Take the example below, with some sample data. The data from Joe Bloggs must have the ability to be aggregated, even when coming from different providers yet removing any PII data.
As seen below, the data removes any PII data yet is still matchable. There is a requirement to do this on-premises of the providers so GCP tools such as the data loss prevention (DLP) Application Programming Interface (API) cannot be used.
what was done
An application was created for running on-premise with the providers with the purpose of hashing (one-way encryption) any PII data of a provided .csv file and some other preparation for the data formats of BigQuery (such as setting the DoB in YYYY-MM-DD, etc).
This is then uploaded to a storage bucket in GCP which triggers a background function (all automatic) to transition the data into BigQuery (the database). It performs some error checking at this stage and if there is errorenous data (eg incorrect NiNo, etc) then it places it into a separate “error” area that isnt used for the visualisations etc so it can be reviewed where required.
From being stored in BigQuery, Looker is used as a visualisation tool that connects to BigQuery and allows aggregation of the data in meaningful charts/diagrams/tables etc as required.
what tech was used?
Golang has been used for the on-premise “csv hasher” program.
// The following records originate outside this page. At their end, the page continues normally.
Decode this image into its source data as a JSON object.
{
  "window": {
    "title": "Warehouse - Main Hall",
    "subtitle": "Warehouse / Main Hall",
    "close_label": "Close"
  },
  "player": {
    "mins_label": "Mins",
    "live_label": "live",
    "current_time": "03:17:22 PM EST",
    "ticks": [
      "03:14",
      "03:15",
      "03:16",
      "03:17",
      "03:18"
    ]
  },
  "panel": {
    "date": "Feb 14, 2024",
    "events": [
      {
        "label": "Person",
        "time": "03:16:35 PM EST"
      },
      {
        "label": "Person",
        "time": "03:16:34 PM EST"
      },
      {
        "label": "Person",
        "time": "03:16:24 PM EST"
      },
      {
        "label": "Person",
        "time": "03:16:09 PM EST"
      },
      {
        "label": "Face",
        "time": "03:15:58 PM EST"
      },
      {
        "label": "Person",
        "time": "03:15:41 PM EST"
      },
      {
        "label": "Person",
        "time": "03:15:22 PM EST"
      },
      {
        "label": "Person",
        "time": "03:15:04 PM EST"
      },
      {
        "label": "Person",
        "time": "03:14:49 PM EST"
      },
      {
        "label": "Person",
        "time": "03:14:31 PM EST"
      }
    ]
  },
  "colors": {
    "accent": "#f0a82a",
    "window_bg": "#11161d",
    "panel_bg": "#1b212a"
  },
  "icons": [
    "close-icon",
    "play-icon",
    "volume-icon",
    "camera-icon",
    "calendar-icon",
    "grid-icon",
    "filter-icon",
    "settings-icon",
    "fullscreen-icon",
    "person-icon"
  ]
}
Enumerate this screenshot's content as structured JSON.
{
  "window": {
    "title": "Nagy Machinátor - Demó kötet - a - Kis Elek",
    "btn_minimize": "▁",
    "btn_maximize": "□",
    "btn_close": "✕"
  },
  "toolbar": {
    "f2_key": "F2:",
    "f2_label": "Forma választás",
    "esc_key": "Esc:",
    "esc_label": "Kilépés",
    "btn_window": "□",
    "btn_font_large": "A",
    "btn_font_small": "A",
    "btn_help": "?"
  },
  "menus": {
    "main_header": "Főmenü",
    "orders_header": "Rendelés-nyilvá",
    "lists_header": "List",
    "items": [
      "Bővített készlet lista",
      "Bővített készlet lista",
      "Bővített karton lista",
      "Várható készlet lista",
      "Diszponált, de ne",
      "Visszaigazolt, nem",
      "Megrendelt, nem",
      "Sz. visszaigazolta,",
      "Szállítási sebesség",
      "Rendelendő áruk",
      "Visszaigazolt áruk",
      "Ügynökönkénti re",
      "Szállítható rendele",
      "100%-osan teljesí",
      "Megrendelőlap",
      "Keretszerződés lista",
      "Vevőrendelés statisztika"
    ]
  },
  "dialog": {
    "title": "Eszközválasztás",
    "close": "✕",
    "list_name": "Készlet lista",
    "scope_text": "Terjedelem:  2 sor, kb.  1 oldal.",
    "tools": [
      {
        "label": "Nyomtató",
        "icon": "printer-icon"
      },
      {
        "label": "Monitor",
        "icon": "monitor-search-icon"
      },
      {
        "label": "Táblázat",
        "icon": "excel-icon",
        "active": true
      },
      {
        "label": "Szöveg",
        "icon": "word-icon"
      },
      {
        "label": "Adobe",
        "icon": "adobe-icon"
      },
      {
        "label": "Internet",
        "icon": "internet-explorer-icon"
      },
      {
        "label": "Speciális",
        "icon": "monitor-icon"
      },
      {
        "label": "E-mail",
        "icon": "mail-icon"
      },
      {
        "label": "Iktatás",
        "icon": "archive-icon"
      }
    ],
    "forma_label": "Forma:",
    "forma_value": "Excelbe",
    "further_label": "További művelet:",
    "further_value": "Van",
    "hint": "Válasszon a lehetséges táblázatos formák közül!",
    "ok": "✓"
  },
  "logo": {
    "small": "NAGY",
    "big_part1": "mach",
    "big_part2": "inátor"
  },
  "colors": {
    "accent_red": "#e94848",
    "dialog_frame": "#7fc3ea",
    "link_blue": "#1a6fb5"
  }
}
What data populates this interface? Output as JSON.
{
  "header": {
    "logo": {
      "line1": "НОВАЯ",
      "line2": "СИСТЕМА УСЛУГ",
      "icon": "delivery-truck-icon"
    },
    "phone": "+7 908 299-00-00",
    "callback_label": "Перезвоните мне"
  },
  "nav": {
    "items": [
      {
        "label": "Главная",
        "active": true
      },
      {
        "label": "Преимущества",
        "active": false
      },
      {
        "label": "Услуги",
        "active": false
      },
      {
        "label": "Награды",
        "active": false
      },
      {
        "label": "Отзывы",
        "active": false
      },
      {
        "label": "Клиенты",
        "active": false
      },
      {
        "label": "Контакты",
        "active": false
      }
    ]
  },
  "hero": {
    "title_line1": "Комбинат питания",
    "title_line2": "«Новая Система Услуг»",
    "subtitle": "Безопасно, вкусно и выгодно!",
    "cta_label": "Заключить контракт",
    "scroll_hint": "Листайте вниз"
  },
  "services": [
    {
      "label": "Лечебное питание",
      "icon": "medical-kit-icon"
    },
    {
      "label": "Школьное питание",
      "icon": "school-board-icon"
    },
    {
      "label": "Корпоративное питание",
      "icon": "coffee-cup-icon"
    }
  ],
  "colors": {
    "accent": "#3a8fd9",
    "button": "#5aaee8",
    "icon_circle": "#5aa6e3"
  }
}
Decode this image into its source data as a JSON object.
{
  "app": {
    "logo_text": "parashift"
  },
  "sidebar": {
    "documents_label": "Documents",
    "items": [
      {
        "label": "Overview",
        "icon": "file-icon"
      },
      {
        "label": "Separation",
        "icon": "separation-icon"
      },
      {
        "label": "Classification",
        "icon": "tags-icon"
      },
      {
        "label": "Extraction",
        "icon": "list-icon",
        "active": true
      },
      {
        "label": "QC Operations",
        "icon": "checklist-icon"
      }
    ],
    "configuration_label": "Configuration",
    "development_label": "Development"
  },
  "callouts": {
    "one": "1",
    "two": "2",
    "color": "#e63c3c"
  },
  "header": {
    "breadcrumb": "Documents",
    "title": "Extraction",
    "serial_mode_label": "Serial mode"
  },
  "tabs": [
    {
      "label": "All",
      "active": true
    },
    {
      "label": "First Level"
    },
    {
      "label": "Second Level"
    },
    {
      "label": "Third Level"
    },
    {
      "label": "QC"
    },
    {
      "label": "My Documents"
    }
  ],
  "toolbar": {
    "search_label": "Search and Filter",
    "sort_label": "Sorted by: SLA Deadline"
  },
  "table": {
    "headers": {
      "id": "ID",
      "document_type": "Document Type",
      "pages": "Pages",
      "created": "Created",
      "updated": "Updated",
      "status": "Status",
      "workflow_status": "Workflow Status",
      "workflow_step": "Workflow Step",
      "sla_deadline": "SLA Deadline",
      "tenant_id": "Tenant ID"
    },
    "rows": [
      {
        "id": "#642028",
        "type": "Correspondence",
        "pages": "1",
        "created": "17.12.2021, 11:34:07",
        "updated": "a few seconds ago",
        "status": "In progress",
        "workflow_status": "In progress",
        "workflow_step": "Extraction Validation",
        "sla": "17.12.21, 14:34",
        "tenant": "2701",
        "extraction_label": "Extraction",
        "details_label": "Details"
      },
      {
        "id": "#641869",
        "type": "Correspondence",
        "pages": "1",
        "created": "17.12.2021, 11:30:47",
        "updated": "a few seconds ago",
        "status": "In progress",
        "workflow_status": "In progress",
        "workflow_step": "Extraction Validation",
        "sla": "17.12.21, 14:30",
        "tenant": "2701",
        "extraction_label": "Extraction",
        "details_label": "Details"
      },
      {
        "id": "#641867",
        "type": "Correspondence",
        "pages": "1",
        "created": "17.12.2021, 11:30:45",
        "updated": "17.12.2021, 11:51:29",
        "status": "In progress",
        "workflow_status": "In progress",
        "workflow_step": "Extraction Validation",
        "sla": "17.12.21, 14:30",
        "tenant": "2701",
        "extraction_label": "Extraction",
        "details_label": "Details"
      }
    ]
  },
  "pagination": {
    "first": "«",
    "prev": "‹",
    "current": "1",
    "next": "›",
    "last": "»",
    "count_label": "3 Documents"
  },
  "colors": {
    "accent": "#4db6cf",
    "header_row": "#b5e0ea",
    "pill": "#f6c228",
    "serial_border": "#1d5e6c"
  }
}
It is a modern language created by Googlers with many useful functions that older languages lack in case of future development on the application. It results in a singular program so cross-compatibility of systems is assured. The hashing is used via the SHA-512 Algorithm, which is effectively future proofed for some time. Industry standards are primarily using SHA-256 for hashing, of which 512 is double the standard and currently there are no known “hacks” at this time.
Cloud Functions, a GCP managed service is used and configured which performs tasks automatically. Google Cloud Storage is used and uploaded files are encrypted in transit and at rest. BigQuery is used as the database and is again secure, with only those given access by PPI able to view or do any operations there. These have been used as using a GCP managed service is much easier where possible as opposed to the requirement of managing a Virtual Machine and normally comes with reduced costs, depending on usage of the product. They are heavily supported by Google and have many Google created programming libraries with which to work with, making ease of use and our technical expertise.
Looker is used as the visualisation tool which is used by CTS if Google Data Studio is unable to perform some of the tasks required. This is a paid tool which connects to BigQuery and performs data aggregation. This was chosen due to our own technical expertise with the product, however many tools are available.